Department of Chemistry, University of Tennessee, Knoxville, TN, 37996-1600, USA.
Department of Mathematics, University of Tennessee, Knoxville, TN, 37996-1320, USA.
Nat Commun. 2020 Jun 26;11(1):3230. doi: 10.1038/s41467-020-17035-5.
Machine learning and high-throughput computational screening have been valuable tools in accelerated first-principles screening for the discovery of the next generation of functionalized molecules and materials. The application of machine learning for chemical applications requires the conversion of molecular structures to a machine-readable format known as a molecular representation. The choice of such representations impacts the performance and outcomes of chemical machine learning methods. Herein, we present a new concise molecular representation derived from persistent homology, an applied branch of mathematics. We have demonstrated its applicability in a high-throughput computational screening of a large molecular database (GDB-9) with more than 133,000 organic molecules. Our target is to identify novel molecules that selectively interact with CO. The methodology and performance of the novel molecular fingerprinting method is presented and the new chemically-driven persistence image representation is used to screen the GDB-9 database to suggest molecules and/or functional groups with enhanced properties.
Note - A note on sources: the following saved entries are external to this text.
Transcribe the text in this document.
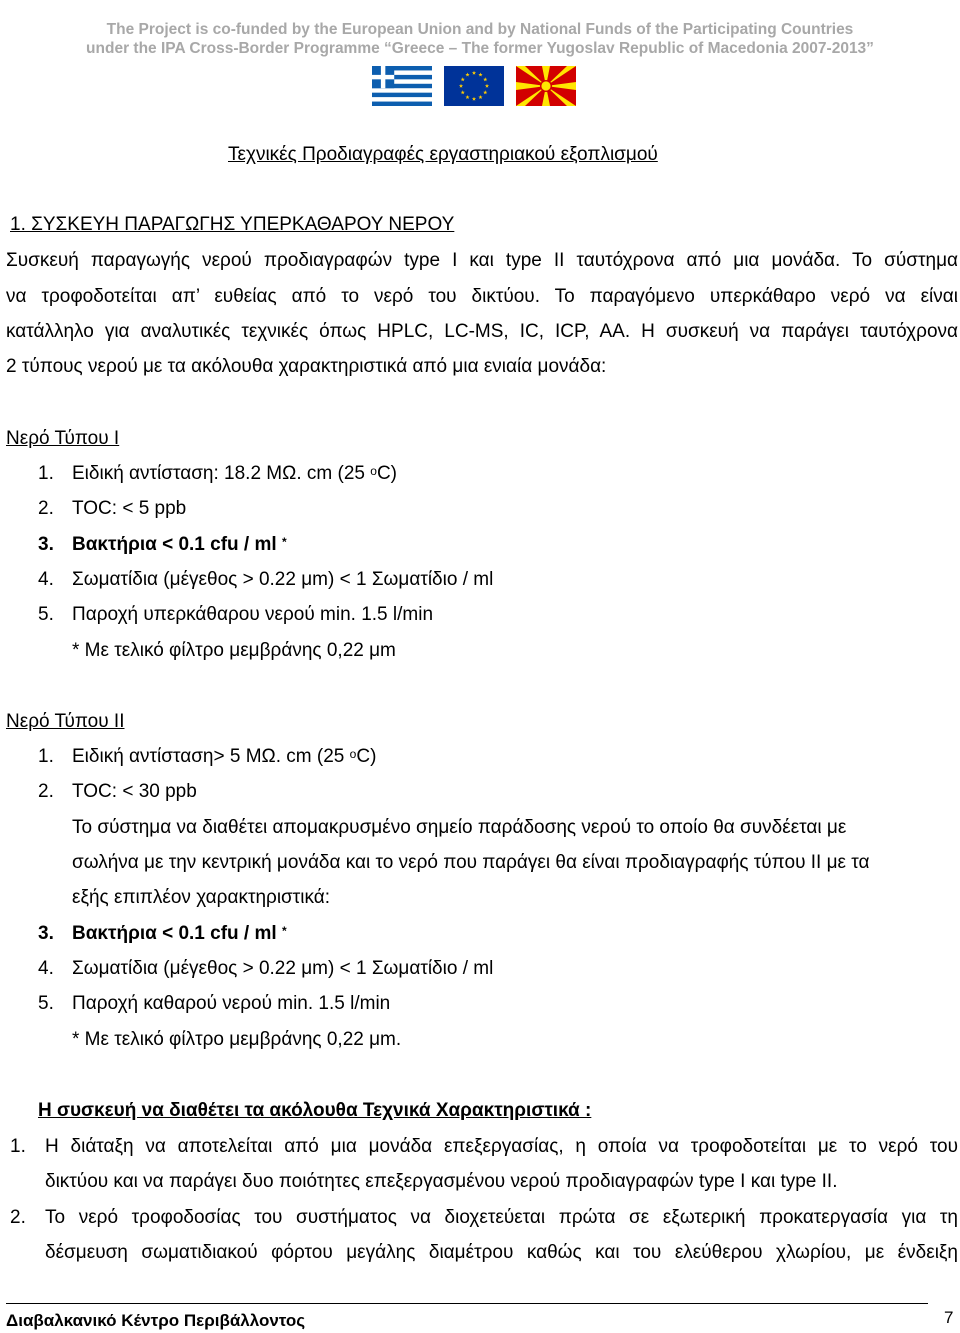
The Project is co-funded by the European Union and by National Funds of the Participating Countries
under the IPA Cross-Border Programme “Greece – The former Yugoslav Republic of Macedonia 2007-2013”
Τεχνικές Προδιαγραφές εργαστηριακού εξοπλισμού
1. ΣΥΣΚΕΥΗ ΠΑΡΑΓΩΓΗΣ ΥΠΕΡΚΑΘΑΡΟΥ ΝΕΡΟΥ
Συσκευή παραγωγής νερού προδιαγραφών type I και type II ταυτόχρονα από μια μονάδα. Το σύστημα
να τροφοδοτείται απ’ ευθείας από το νερό του δικτύου. Το παραγόμενο υπερκάθαρο νερό να είναι
κατάλληλο για αναλυτικές τεχνικές όπως HPLC, LC-MS, IC, ICP, AA. Η συσκευή να παράγει ταυτόχρονα
2 τύπους νερού με τα ακόλουθα χαρακτηριστικά από μια ενιαία μονάδα:
Νερό Τύπου I
1. Ειδική αντίσταση: 18.2 ΜΩ. cm (25 $^o$C)
2. TOC: < 5 ppb
3. Βακτήρια < 0.1 cfu / ml *
4. Σωματίδια (μέγεθος > 0.22 μm) < 1 Σωματίδιο / ml
5. Παροχή υπερκάθαρου νερού min. 1.5 l/min
* Με τελικό φίλτρο μεμβράνης 0,22 μm
Νερό Τύπου II
1. Ειδική αντίσταση> 5 ΜΩ. cm (25 $^o$C)
2. TOC: < 30 ppb
Το σύστημα να διαθέτει απομακρυσμένο σημείο παράδοσης νερού το οποίο θα συνδέεται με
σωλήνα με την κεντρική μονάδα και το νερό που παράγει θα είναι προδιαγραφής τύπου ΙΙ με τα
εξής επιπλέον χαρακτηριστικά:
3. Βακτήρια < 0.1 cfu / ml *
4. Σωματίδια (μέγεθος > 0.22 μm) < 1 Σωματίδιο / ml
5. Παροχή καθαρού νερού min. 1.5 l/min
* Με τελικό φίλτρο μεμβράνης 0,22 μm.
Η συσκευή να διαθέτει τα ακόλουθα Τεχνικά Χαρακτηριστικά :
1. Η διάταξη να αποτελείται από μια μονάδα επεξεργασίας, η οποία να τροφοδοτείται με το νερό του
δικτύου και να παράγει δυο ποιότητες επεξεργασμένου νερού προδιαγραφών type I και type II.
2. Το νερό τροφοδοσίας του συστήματος να διοχετεύεται πρώτα σε εξωτερική προκατεργασία για τη
δέσμευση σωματιδιακού φόρτου μεγάλης διαμέτρου καθώς και του ελεύθερου χλωρίου, με ένδειξη
Διαβαλκανικό Κέντρο Περιβάλλοντος	7
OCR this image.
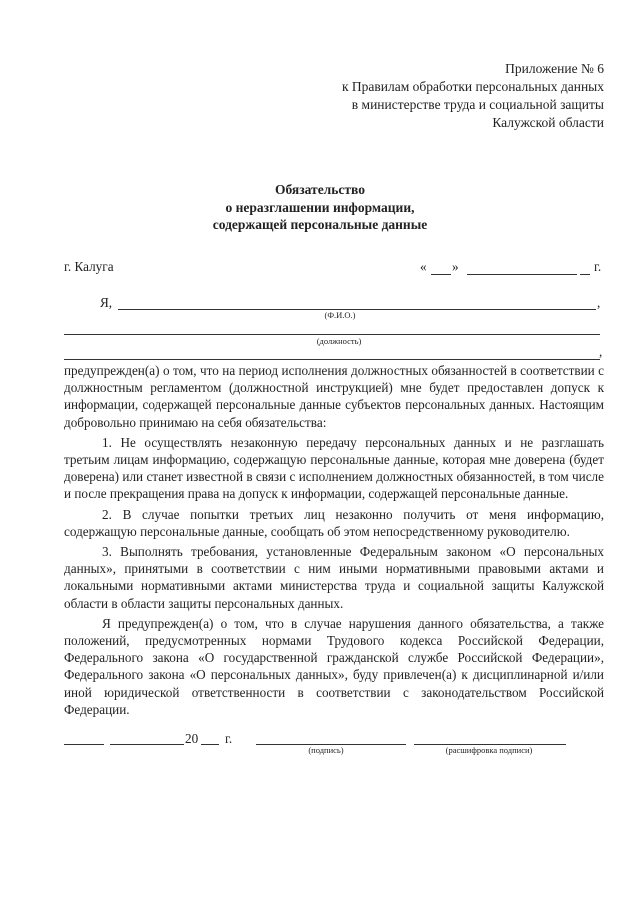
Приложение № 6
к Правилам обработки персональных данных
в министерстве труда и социальной защиты
Калужской области
Обязательство
о неразглашении информации,
содержащей персональные данные
г. Калуга	« »	г.
Я,	,
(Ф.И.О.)
(должность)
,

предупрежден(а) о том, что на период исполнения должностных обязанностей в соответствии с должностным регламентом (должностной инструкцией) мне будет предоставлен допуск к информации, содержащей персональные данные субъектов персональных данных. Настоящим добровольно принимаю на себя обязательства:

1. Не осуществлять незаконную передачу персональных данных и не разглашать третьим лицам информацию, содержащую персональные данные, которая мне доверена (будет доверена) или станет известной в связи с исполнением должностных обязанностей, в том числе и после прекращения права на допуск к информации, содержащей персональные данные.

2. В случае попытки третьих лиц незаконно получить от меня информацию, содержащую персональные данные, сообщать об этом непосредственному руководителю.

3. Выполнять требования, установленные Федеральным законом «О персональных данных», принятыми в соответствии с ним иными нормативными правовыми актами и локальными нормативными актами министерства труда и социальной защиты Калужской области в области защиты персональных данных.

Я предупрежден(а) о том, что в случае нарушения данного обязательства, а также положений, предусмотренных нормами Трудового кодекса Российской Федерации, Федерального закона «О государственной гражданской службе Российской Федерации», Федерального закона «О персональных данных», буду привлечен(а) к дисциплинарной и/или иной юридической ответственности в соответствии с законодательством Российской Федерации.

20 г.
(подпись)	(расшифровка подписи)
机器学习和高通量计算筛选在加速基于第一性原理的筛选以发现下一代功能化分子和材料方面是非常有价值的工具。机器学习在化学应用中的应用需要将分子结构转换为一种称为分子表示的机器可读格式。这种表示的选择会影响化学机器学习方法的性能和结果。在此,我们提出了一种新的简洁的分子表示方法,该方法来源于应用数学的持续同调。我们已经证明了它在一个超过 133000 个有机分子的大型分子数据库(GDB-9)的高通量计算筛选中的适用性。我们的目标是识别出选择性地与 CO 相互作用的新型分子。本文介绍了新的分子指纹识别方法的方法和性能,并使用新的化学驱动的持续图像表示来筛选 GDB-9 数据库,以提出具有增强性能的分子和/或官能团。